We did not observe peaks for pyrite (FeS₂) or its associated iron oxides, which would occur at wavenumbers below 700 cm⁻¹ (De Faria, Venâncio Silva & De Oliveira, 1997; Vogt, Chattopadhyay & Stolz, 1983). We also did not observe any of the five marker peaks for heme compounds, which all occur above 1,340 cm⁻¹ (Asher, 1981; Schweitzer et al., 1997).

c. Energy dispersive X-ray spectrometry

i. Hitachi TM-3000

The most abundant elements in the bone under EDS are phosphorus and oxygen (Figs. 5D, 5F). The signals from filled vessels differ across the thin section. Some, especially in regions noted under light microscopy to have many spheres, are dominated by aluminum and silicon, indicating the possible presence of clay minerals (Figs. 5B, 5E). At other locations, carbon is concentrated in the vessels and abundant in void spaces and fractures in the bone. Due to the differences in microscopy, we could not positively identify a sphere as identified on a light microscope under SEM. Figures 5B and 5E–5F show that vessel fills differ in composition from the surrounding bone.

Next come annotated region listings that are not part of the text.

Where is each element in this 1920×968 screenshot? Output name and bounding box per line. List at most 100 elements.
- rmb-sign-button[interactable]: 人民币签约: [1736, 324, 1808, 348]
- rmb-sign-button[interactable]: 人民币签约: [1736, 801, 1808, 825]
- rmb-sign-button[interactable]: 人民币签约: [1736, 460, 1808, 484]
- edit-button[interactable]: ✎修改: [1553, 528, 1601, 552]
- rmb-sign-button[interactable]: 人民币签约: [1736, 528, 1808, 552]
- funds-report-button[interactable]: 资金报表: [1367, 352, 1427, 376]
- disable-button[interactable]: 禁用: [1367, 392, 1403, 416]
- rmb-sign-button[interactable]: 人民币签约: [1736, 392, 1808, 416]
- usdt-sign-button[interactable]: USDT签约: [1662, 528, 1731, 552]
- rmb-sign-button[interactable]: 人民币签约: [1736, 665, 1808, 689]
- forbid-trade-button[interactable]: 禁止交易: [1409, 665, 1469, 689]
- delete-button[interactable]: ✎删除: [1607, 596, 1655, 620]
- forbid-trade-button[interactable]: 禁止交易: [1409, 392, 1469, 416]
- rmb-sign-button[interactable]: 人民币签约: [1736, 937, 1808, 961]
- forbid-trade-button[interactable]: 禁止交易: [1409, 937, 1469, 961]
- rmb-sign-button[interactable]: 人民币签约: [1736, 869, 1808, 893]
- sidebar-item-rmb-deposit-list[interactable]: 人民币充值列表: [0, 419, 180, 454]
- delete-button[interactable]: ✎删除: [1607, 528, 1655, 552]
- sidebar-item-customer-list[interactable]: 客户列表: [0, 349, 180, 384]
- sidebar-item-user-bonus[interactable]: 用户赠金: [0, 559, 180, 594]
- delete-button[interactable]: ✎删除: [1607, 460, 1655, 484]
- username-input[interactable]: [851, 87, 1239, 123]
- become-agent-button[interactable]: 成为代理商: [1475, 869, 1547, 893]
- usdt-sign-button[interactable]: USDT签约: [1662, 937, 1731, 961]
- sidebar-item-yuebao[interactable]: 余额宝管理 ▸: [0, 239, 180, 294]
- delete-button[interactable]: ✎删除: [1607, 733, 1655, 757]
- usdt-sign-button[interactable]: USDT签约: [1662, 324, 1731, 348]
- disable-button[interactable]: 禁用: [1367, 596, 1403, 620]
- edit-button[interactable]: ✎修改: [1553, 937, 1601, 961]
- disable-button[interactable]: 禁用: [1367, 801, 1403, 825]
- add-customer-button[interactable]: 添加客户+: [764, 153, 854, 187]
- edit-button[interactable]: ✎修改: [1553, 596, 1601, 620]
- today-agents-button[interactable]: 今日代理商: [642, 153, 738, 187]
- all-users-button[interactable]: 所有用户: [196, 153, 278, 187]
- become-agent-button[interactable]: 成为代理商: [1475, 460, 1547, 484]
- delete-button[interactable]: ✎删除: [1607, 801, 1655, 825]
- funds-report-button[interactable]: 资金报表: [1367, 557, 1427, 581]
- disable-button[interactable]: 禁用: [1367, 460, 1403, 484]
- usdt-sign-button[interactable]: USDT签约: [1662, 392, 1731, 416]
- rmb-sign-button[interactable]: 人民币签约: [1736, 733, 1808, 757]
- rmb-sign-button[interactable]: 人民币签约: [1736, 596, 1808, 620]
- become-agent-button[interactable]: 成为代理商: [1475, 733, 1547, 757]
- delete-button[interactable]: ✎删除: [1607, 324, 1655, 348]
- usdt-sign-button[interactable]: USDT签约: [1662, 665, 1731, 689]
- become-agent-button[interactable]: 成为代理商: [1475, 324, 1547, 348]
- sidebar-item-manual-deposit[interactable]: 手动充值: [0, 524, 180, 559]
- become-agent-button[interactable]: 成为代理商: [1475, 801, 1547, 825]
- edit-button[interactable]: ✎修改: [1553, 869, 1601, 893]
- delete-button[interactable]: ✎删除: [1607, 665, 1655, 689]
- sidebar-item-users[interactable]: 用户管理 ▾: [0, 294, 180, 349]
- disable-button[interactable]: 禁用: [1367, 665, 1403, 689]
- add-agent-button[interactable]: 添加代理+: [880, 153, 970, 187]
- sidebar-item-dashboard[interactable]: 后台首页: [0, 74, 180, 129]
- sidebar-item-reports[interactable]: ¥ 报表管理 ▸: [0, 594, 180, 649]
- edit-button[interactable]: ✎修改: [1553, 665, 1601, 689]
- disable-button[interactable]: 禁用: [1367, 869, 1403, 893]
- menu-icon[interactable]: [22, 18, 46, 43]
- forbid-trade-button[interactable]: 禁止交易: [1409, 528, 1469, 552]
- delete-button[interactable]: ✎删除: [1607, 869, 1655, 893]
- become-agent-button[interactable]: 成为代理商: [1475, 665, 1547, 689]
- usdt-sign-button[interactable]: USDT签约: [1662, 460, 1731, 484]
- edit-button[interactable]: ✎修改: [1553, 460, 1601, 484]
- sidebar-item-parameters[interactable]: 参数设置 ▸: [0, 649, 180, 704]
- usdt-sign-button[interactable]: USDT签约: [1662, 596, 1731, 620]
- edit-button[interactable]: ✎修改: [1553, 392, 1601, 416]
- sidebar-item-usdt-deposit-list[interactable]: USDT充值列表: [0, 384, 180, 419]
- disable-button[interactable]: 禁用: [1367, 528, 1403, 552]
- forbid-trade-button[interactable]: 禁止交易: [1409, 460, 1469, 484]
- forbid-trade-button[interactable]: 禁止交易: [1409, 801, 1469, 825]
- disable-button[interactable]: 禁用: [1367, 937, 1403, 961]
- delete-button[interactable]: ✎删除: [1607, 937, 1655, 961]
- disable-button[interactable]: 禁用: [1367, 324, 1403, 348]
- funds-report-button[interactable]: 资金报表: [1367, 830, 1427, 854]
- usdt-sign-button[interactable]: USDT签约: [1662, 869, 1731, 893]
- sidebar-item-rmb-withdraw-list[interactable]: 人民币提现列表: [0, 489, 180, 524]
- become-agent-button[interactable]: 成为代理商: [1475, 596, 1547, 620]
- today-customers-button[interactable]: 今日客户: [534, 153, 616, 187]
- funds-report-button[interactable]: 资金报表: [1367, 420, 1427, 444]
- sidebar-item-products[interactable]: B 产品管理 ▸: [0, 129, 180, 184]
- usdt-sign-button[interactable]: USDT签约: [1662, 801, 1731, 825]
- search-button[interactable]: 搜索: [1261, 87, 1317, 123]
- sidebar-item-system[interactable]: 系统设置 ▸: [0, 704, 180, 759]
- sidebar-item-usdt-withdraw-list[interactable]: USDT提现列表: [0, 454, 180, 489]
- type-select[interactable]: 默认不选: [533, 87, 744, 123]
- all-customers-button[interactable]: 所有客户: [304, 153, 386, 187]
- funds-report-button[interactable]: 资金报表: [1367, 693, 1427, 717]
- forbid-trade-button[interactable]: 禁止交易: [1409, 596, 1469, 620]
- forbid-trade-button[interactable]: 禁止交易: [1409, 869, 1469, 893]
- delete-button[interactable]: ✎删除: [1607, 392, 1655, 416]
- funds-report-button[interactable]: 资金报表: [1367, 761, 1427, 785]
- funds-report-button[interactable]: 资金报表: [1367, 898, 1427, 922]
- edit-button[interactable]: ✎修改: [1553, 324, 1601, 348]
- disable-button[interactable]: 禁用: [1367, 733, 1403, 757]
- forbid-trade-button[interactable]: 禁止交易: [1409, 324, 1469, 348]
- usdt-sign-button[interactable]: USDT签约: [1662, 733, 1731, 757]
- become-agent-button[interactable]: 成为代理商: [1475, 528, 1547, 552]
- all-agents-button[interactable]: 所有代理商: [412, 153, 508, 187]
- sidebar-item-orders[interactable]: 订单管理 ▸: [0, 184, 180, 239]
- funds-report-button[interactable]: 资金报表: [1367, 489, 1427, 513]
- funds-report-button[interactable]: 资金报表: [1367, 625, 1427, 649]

d. Time of flight –secondary ion mass spectrometry

The analyzed material is a transversely cut one-mm-thick section of a gastralium fragment in situ in finely laminated mudstone that also contains a round, orange-colored concretion (2018-X3 in Table 1). The laminations of the mudstone dip between the concretion and the bone. This scan is a composite of 21 serial scan segments that together measure 1,500 by 3,500 µm (Figs. 6A–6C). This scan shows a clear difference in composition between the bone and its surrounding matrix, with silicates in the matrix and phosphate in bone, and reveals silicates in the pore spaces of the bone visible at this scale (Fig. 6, compare D to I). Carbonaceous compounds are concentrated in the bone and at the contact between the laminated matrix and concretion but are not abundant within the concretion or matrix (Fig. 6J). Iron and manganese oxides are evenly dispersed through the matrix and nearby concretion. Aluminum is most densely concentrated in the concretion. Outside of the concretion, Al is densest where Si is also present, except in the matrix densest with Cl. Both ³⁵Cl and ³⁷Cl are concentrated in the bone, but also infiltrate the matrix in contact with the bone (Fig. 6F). The concentration of chlorine within the matrix decreases with distance from the bone. Fluorine is abundant throughout the sampled area but is especially concentrated in the bone (Fig. 6H).